Dr. Venus Nicolino, AKA Dr. V, took an unorthodox hero’s journey toward becoming a Doctor of Psychology. Some envision those well-versed in human behavior wearing stiff smoking jackets and having come from a long line of Ivy Leaguers. Nicolino’s big heart and ability to relate to average Joe’s and Flo’s is a welcome change that began in a cramped home in Philadelphia.
The daughter of a mechanic father and a mom who skipped high school, Dr. V saw problems up close in her neighborhood. “Ladies would lean on each other, discussing their marital nightmares, daily worries, and financial fiascos. As a kid, I’d listen intently, waiting for someone to speak up with solutions for these constant problems. It never happened, so I set my mind to figure out how to become that person,” Dr. V said.
Another stereotype is mental health experts being confident they’re each the smartest person in the room. Nicolino says part of her drive to get a Master’s in Counseling Psychology and a Master’s and Ph.D. in Clinical Psychology came from feeling like she wasn’t good enough as a young woman. Proving herself wrong with an impressive education took her a step closer to being capable of helping those she’d witnessed in dire straits.
Armed with enough degrees to line an XL smoking jacket, Dr. V began her media career and became a vibrant personality on shows such as Steve TV, Access Hollywood, and The Real Housewives of New Jersey. Word spread quickly about this fearless doctor with a fresh playbook on how to be human, so reality series Marriage Boot Camp: Reality Stars came calling to ask her to host the show. L.A. Shrinks also lured Nicolino’s witty style and sharp mind onto their set.
With fame and success, Dr. V touched more people in need of mental health guidance, popping up on TV, radio, and podcasts everywhere. She also joined UCP Wheels for Humanity, which refurbishes donated wheelchairs and hand-fits them to children and adults with disabilities in developing nations. Nicolino sits on the board of this organization that has improved the lives of over 50,000 people in more than 68 nations through increased mobility and dignity. Dr. V says, “Mobility means hope and opportunity. Wheelchairs are luxury rides in nations where disabled people are often forced to crawl or be carried by family.”
Another problem this mother of three is fighting is bad advice. Her best-selling book, Bad Advice: How to Survive and Thrive in an Age of B.S., takes on self-help that’s ineffective, delusional, and quite pungent. The New York Post included her book in their “Five books that will change your life without making you feel like crap” list. Her words, left unspoken on the steps of her neighbors’ row house porches, now benefit millions with her real-world wisdom and professional insights.

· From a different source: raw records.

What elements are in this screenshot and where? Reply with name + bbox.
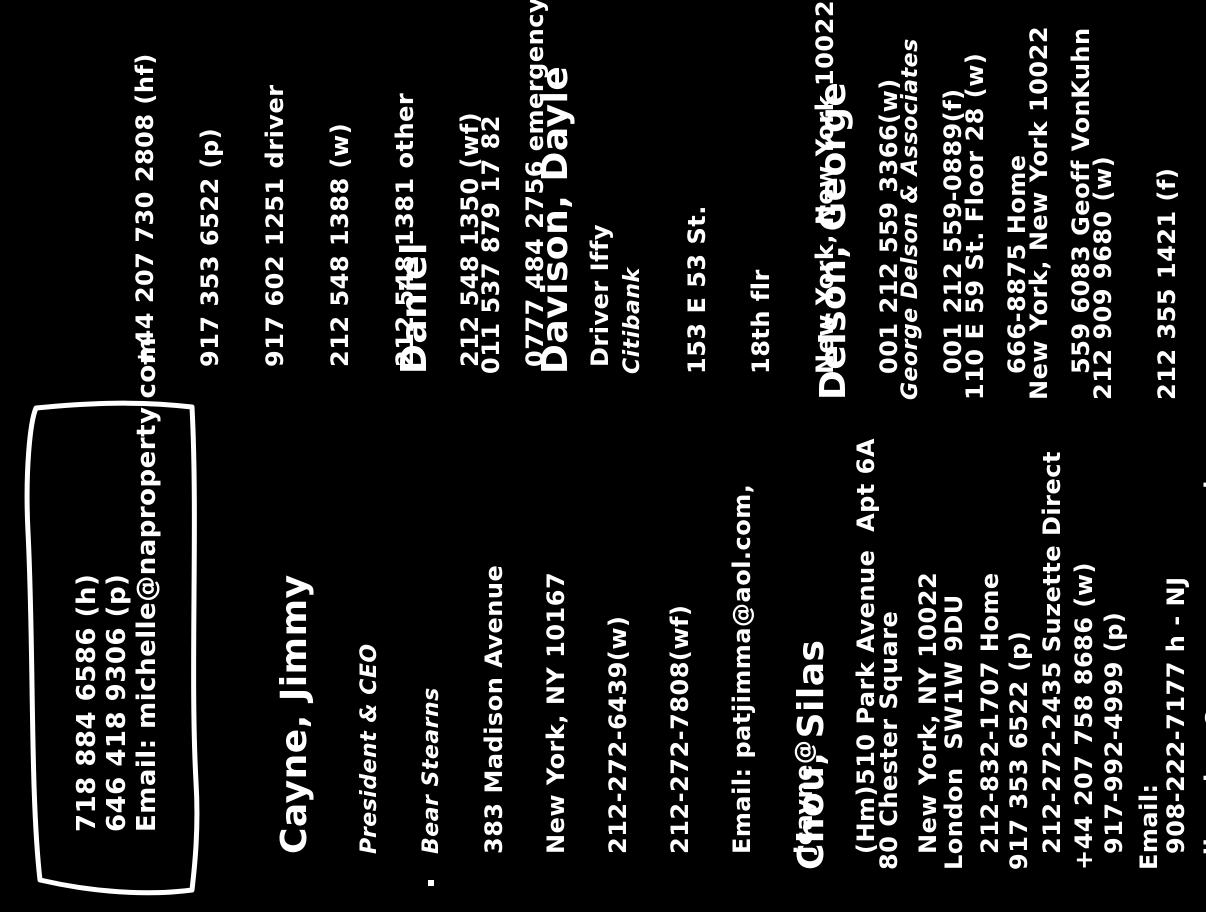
contact-name: Davison, Dayle bbox=[535, 65, 576, 374]
note-email: Email: michelle@naproperty.com bbox=[132, 336, 162, 832]
hand-drawn-box bbox=[24, 400, 200, 896]
entry-chou: Chou, Silas 80 Chester Square London SW1… bbox=[748, 480, 1206, 870]
note-phone-pager: 646 418 9306 (p) bbox=[102, 573, 132, 832]
contact-name: Delson, George bbox=[813, 81, 854, 400]
address-line: 110 E 59 St. Floor 28 (w) bbox=[961, 52, 989, 400]
address-line: New York, New York 10022 bbox=[1025, 25, 1053, 400]
phone-line: 212 548 1388 (w) bbox=[326, 122, 354, 367]
phone-line: 212 355 1421 (f) bbox=[1153, 167, 1181, 400]
phone-line: 917 353 6522 (p) bbox=[1005, 630, 1033, 870]
company-name: Citibank bbox=[620, 267, 645, 374]
phone-line: 917 353 6522 (p) bbox=[196, 127, 224, 367]
email-line: silas.chou@aspucy-gavvavd bbox=[1200, 480, 1206, 870]
contact-name: Daniel bbox=[394, 242, 435, 374]
contact-name: Cayne, Jimmy bbox=[274, 574, 315, 854]
phone-line: 917 602 1251 driver bbox=[261, 84, 289, 367]
address-line: London SW1W 9DU bbox=[940, 594, 968, 870]
contact-title: President & CEO bbox=[357, 643, 382, 854]
email-line: Email: bbox=[1135, 783, 1163, 870]
address-line: 153 E 53 St. bbox=[683, 205, 711, 374]
contact-name: Chou, Silas bbox=[791, 639, 832, 870]
phone-line: 212 909 9680 (w) bbox=[1089, 155, 1117, 400]
company-name: Bear Stearns bbox=[419, 687, 444, 854]
phone-line: +44 207 730 2808 (hf) bbox=[131, 53, 159, 367]
note-phone-home: 718 884 6586 (h) bbox=[72, 573, 102, 832]
entry-delson: Delson, George George Delson & Associate… bbox=[770, 26, 1206, 400]
address-line: New York, NY 10167 bbox=[542, 571, 570, 854]
phone-line: 212-272-7808(wf) bbox=[666, 604, 694, 854]
address-line: 383 Madison Avenue bbox=[480, 564, 508, 854]
phone-line: 212-272-6439(w) bbox=[604, 615, 632, 854]
phone-line: +44 207 758 8686 (w) bbox=[1070, 561, 1098, 870]
address-line: 80 Chester Square bbox=[875, 610, 903, 870]
scan-artifact-dot bbox=[428, 880, 434, 886]
company-name: George Delson & Associates bbox=[898, 38, 923, 400]
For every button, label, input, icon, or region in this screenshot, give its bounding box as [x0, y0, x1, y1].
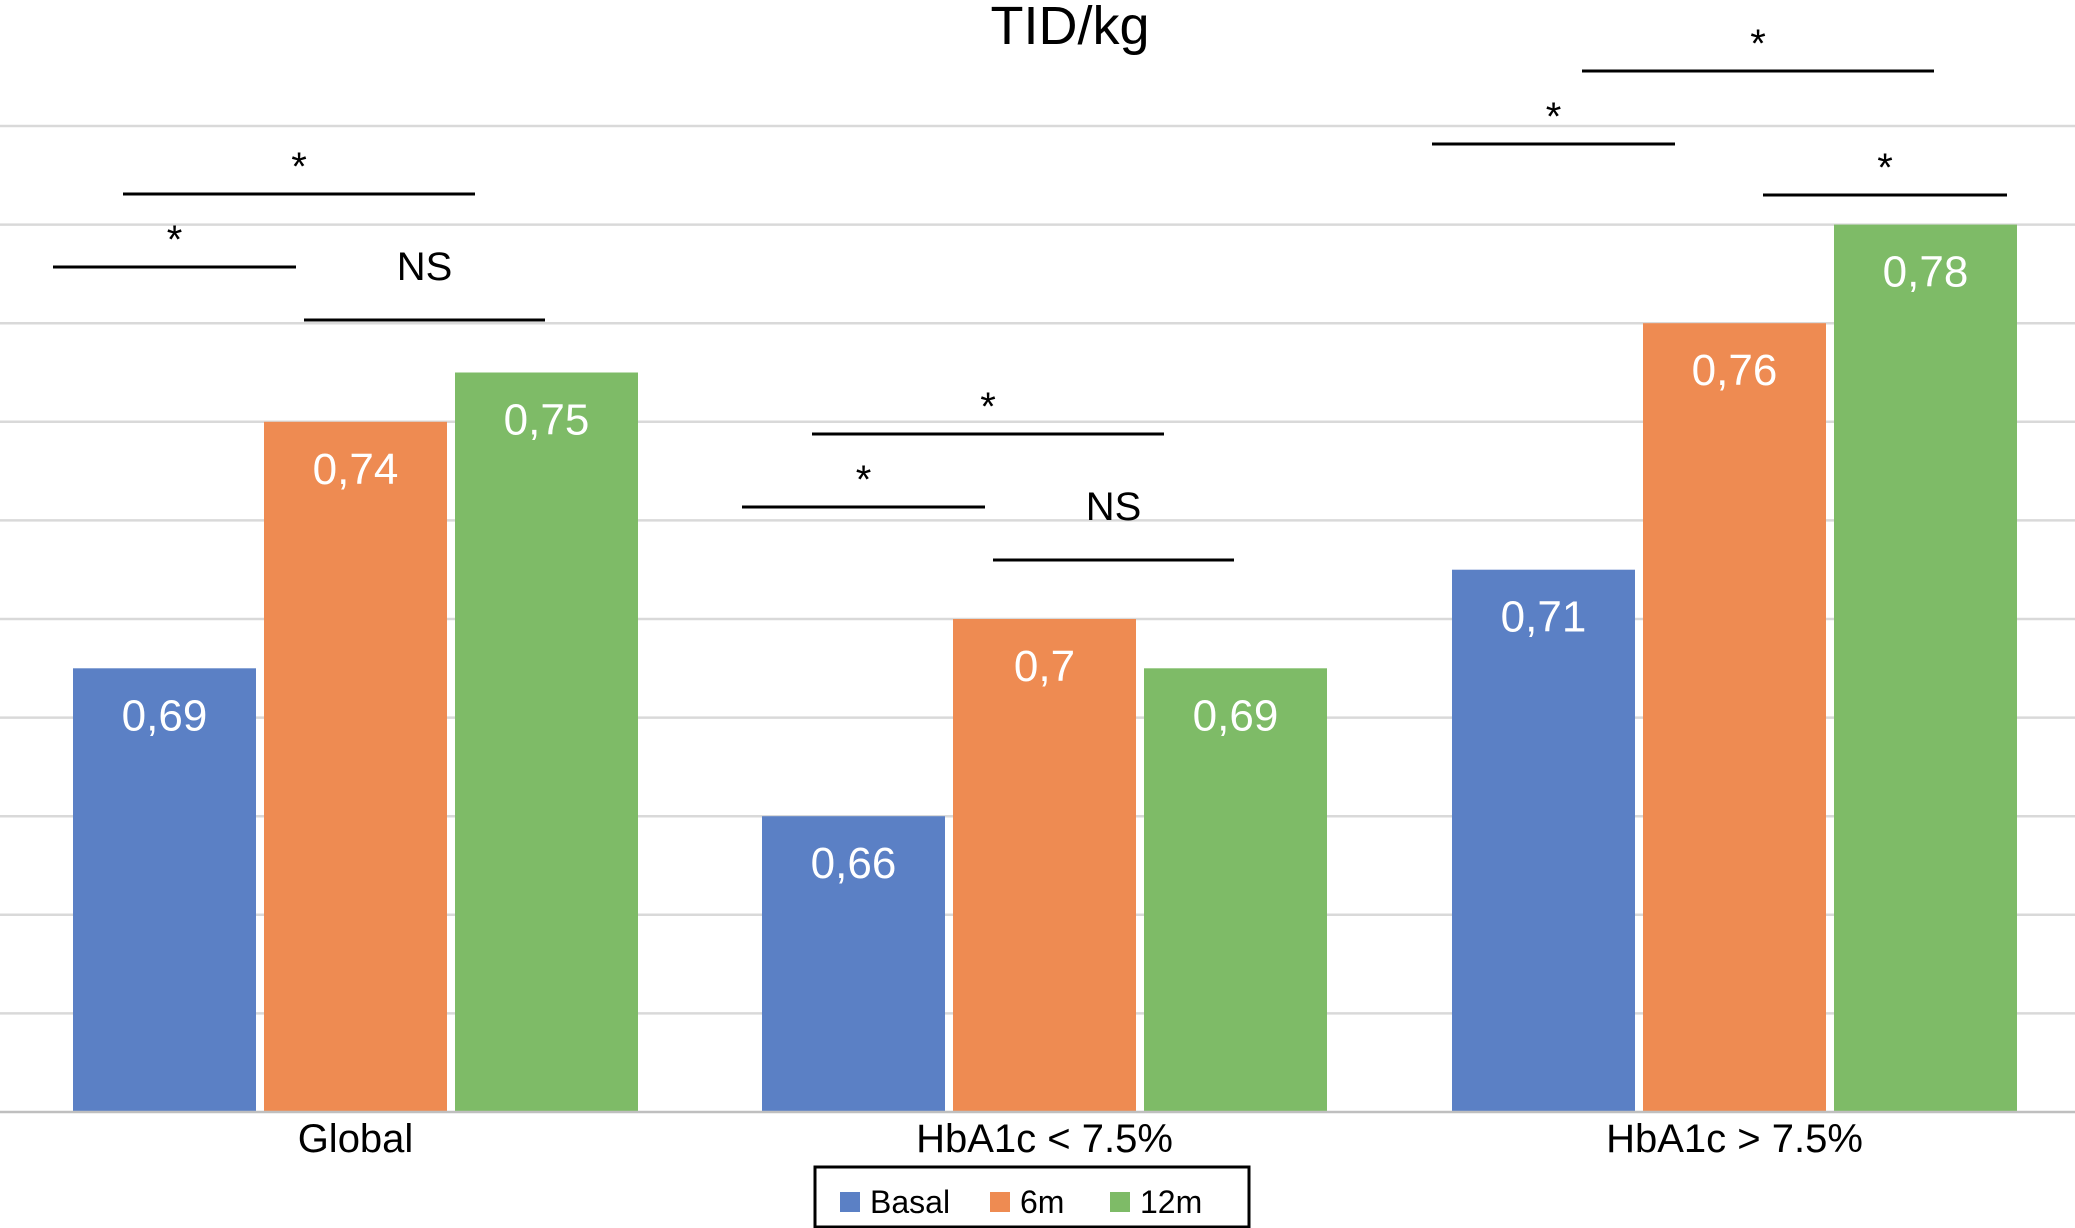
category-labels: Global HbA1c < 7.5% HbA1c > 7.5%	[298, 1117, 1863, 1161]
category-label: Global	[298, 1117, 414, 1161]
bar-value-label: 0,66	[811, 839, 897, 888]
significance-label-ns: NS	[397, 245, 453, 289]
bar-basal-0	[73, 668, 256, 1112]
bar-value-labels: 0,69 0,74 0,75 0,66 0,7 0,69 0,71 0,76 0,78	[122, 248, 1969, 889]
chart-title: TID/kg	[990, 0, 1149, 56]
bar-basal-2	[1452, 569, 1635, 1112]
bar-value-label: 0,74	[313, 445, 399, 494]
bar-value-label: 0,71	[1501, 593, 1587, 642]
bars	[73, 224, 2017, 1113]
category-label: HbA1c > 7.5%	[1606, 1117, 1863, 1161]
significance-star: *	[856, 458, 872, 502]
bar-6m-0	[264, 421, 447, 1112]
bar-value-label: 0,76	[1692, 346, 1778, 395]
legend-swatch-12m	[1110, 1192, 1130, 1212]
significance-star: *	[980, 385, 996, 429]
category-label: HbA1c < 7.5%	[916, 1117, 1173, 1161]
significance-star: *	[167, 218, 183, 262]
bar-12m-2	[1834, 224, 2017, 1113]
legend: Basal 6m 12m	[813, 1165, 1251, 1228]
bar-12m-1	[1144, 668, 1327, 1112]
legend-swatch-basal	[840, 1192, 860, 1212]
legend-label: Basal	[870, 1184, 950, 1220]
bar-value-label: 0,7	[1014, 642, 1075, 691]
bar-12m-0	[455, 372, 638, 1112]
bar-value-label: 0,69	[122, 691, 208, 740]
bar-value-label: 0,75	[504, 396, 590, 445]
significance-star: *	[1546, 95, 1562, 139]
legend-label: 12m	[1140, 1184, 1202, 1220]
legend-label: 6m	[1020, 1184, 1064, 1220]
bar-value-label: 0,78	[1883, 248, 1969, 297]
significance-annotations: * * NS * * NS * * *	[53, 22, 2007, 562]
significance-star: *	[1750, 22, 1766, 66]
bar-6m-2	[1643, 323, 1826, 1112]
bar-6m-1	[953, 619, 1136, 1112]
legend-swatch-6m	[990, 1192, 1010, 1212]
significance-star: *	[291, 145, 307, 189]
legend-frame	[813, 1165, 1251, 1228]
significance-label-ns: NS	[1086, 485, 1142, 529]
bar-basal-1	[762, 816, 945, 1112]
significance-star: *	[1877, 146, 1893, 190]
bar-value-label: 0,69	[1193, 691, 1279, 740]
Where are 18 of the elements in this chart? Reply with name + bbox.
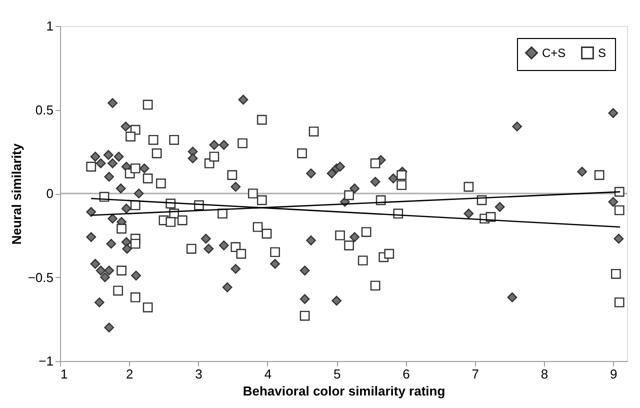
x-tick-label: 3 [195,366,202,382]
x-tick-label: 4 [264,366,272,382]
y-tick-label: 0 [46,186,54,201]
x-tick-label: 8 [540,366,548,382]
x-tick-label: 2 [126,366,134,382]
x-tick-label: 1 [60,366,68,382]
x-tick-label: 7 [472,366,479,382]
y-axis-title: Neural similarity [8,142,24,245]
y-tick-label: 0.5 [35,102,54,118]
legend-label: S [598,46,606,60]
x-tick-label: 9 [610,366,618,382]
y-tick-label: 1 [46,18,54,34]
x-axis-title: Behavioral color similarity rating [242,384,446,398]
x-tick-label: 5 [333,366,341,382]
y-tick-label: −1 [38,354,54,368]
x-tick-label: 6 [402,366,410,382]
y-tick-label: −0.5 [28,270,54,285]
legend-label: C+S [542,46,566,60]
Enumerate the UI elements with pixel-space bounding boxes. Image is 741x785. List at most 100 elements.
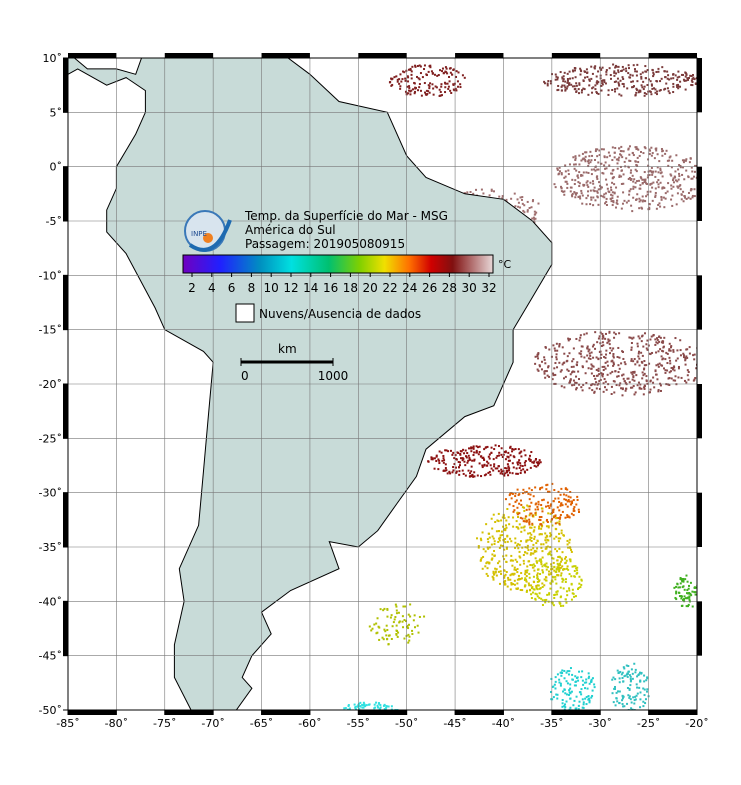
sst-pixel <box>615 80 618 83</box>
sst-pixel <box>560 190 563 193</box>
sst-pixel <box>661 154 664 157</box>
sst-pixel <box>570 365 573 368</box>
sst-pixel <box>598 149 601 152</box>
sst-pixel <box>464 449 467 452</box>
sst-pixel <box>532 461 535 464</box>
sst-pixel <box>533 537 536 540</box>
sst-pixel <box>635 374 638 377</box>
sst-pixel <box>619 670 622 673</box>
sst-pixel <box>617 71 620 74</box>
sst-pixel <box>668 156 671 159</box>
sst-pixel <box>691 194 694 197</box>
sst-pixel <box>642 393 645 396</box>
sst-pixel <box>666 70 669 73</box>
sst-pixel <box>612 347 615 350</box>
sst-pixel <box>471 473 474 476</box>
title: Temp. da Superfície do Mar - MSG <box>244 209 448 223</box>
sst-pixel <box>595 381 598 384</box>
lat-tick-label: -5˚ <box>46 215 62 228</box>
sst-pixel <box>670 184 673 187</box>
sst-pixel <box>431 83 434 86</box>
sst-pixel <box>622 83 625 86</box>
sst-pixel <box>353 703 356 706</box>
sst-pixel <box>641 207 644 210</box>
sst-pixel <box>534 355 537 358</box>
sst-pixel <box>472 192 475 195</box>
sst-pixel <box>612 356 615 359</box>
sst-pixel <box>455 471 458 474</box>
sst-pixel <box>631 151 634 154</box>
sst-pixel <box>558 678 561 681</box>
sst-pixel <box>400 80 403 83</box>
sst-pixel <box>411 65 414 68</box>
sst-pixel <box>374 706 377 709</box>
sst-pixel <box>547 365 550 368</box>
sst-pixel <box>686 369 689 372</box>
sst-pixel <box>551 524 554 527</box>
sst-pixel <box>560 502 563 505</box>
sst-pixel <box>560 574 563 577</box>
sst-pixel <box>467 459 470 462</box>
sst-pixel <box>566 539 569 542</box>
sst-pixel <box>571 588 574 591</box>
sst-pixel <box>618 356 621 359</box>
sst-pixel <box>516 513 519 516</box>
sst-pixel <box>691 196 694 199</box>
sst-pixel <box>621 699 624 702</box>
sst-pixel <box>597 168 600 171</box>
sst-pixel <box>635 70 638 73</box>
colorbar-tick-label: 8 <box>248 281 256 295</box>
sst-pixel <box>479 558 482 561</box>
sst-pixel <box>652 71 655 74</box>
sst-pixel <box>498 539 501 542</box>
sst-pixel <box>528 487 531 490</box>
sst-pixel <box>672 91 675 94</box>
sst-pixel <box>501 516 504 519</box>
sst-pixel <box>468 447 471 450</box>
sst-pixel <box>630 701 633 704</box>
sst-pixel <box>554 522 557 525</box>
sst-pixel <box>498 451 501 454</box>
sst-pixel <box>690 166 693 169</box>
sst-pixel <box>578 182 581 185</box>
sst-pixel <box>673 586 676 589</box>
sst-pixel <box>648 152 651 155</box>
sst-pixel <box>614 146 617 149</box>
sst-pixel <box>455 89 458 92</box>
sst-pixel <box>545 565 548 568</box>
sst-pixel <box>543 80 546 83</box>
sst-pixel <box>570 512 573 515</box>
sst-pixel <box>642 705 645 708</box>
sst-pixel <box>636 164 639 167</box>
sst-pixel <box>642 368 645 371</box>
sst-pixel <box>520 455 523 458</box>
sst-pixel <box>518 543 521 546</box>
sst-pixel <box>677 591 680 594</box>
sst-pixel <box>626 87 629 90</box>
sst-pixel <box>527 549 530 552</box>
sst-pixel <box>554 593 557 596</box>
sst-pixel <box>670 198 673 201</box>
sst-pixel <box>413 81 416 84</box>
sst-pixel <box>628 687 631 690</box>
sst-pixel <box>669 173 672 176</box>
sst-pixel <box>414 65 417 68</box>
sst-pixel <box>599 77 602 80</box>
sst-pixel <box>574 76 577 79</box>
sst-pixel <box>607 89 610 92</box>
sst-pixel <box>593 390 596 393</box>
sst-pixel <box>513 566 516 569</box>
sst-pixel <box>595 374 598 377</box>
sst-pixel <box>560 560 563 563</box>
sst-pixel <box>505 554 508 557</box>
sst-pixel <box>583 681 586 684</box>
sst-pixel <box>566 182 569 185</box>
continent <box>68 58 553 710</box>
sst-pixel <box>685 605 688 608</box>
sst-pixel <box>517 574 520 577</box>
sst-pixel <box>540 546 543 549</box>
sst-pixel <box>535 461 538 464</box>
sst-pixel <box>635 74 638 77</box>
sst-pixel <box>526 544 529 547</box>
sst-pixel <box>408 639 411 642</box>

Dr. V’s latest venture is a popular podcast that turns conversations into sessions that help the audience see celebrities as humans. The Tea With Dr. V is music to the ears of those who finally have a voice that doesn’t expect them to “fix” themselves with magic mental cures. This podcast host has the heart to truly hear, plus the snappy wit to entertain the masses while in their heads.
Forget what you know about stuffy doctors and no-help self-help. Dr. V is lighting ancient therapeutic styles on fire as she delivers solutions that were desperately needed years ago in Philly and even more so today.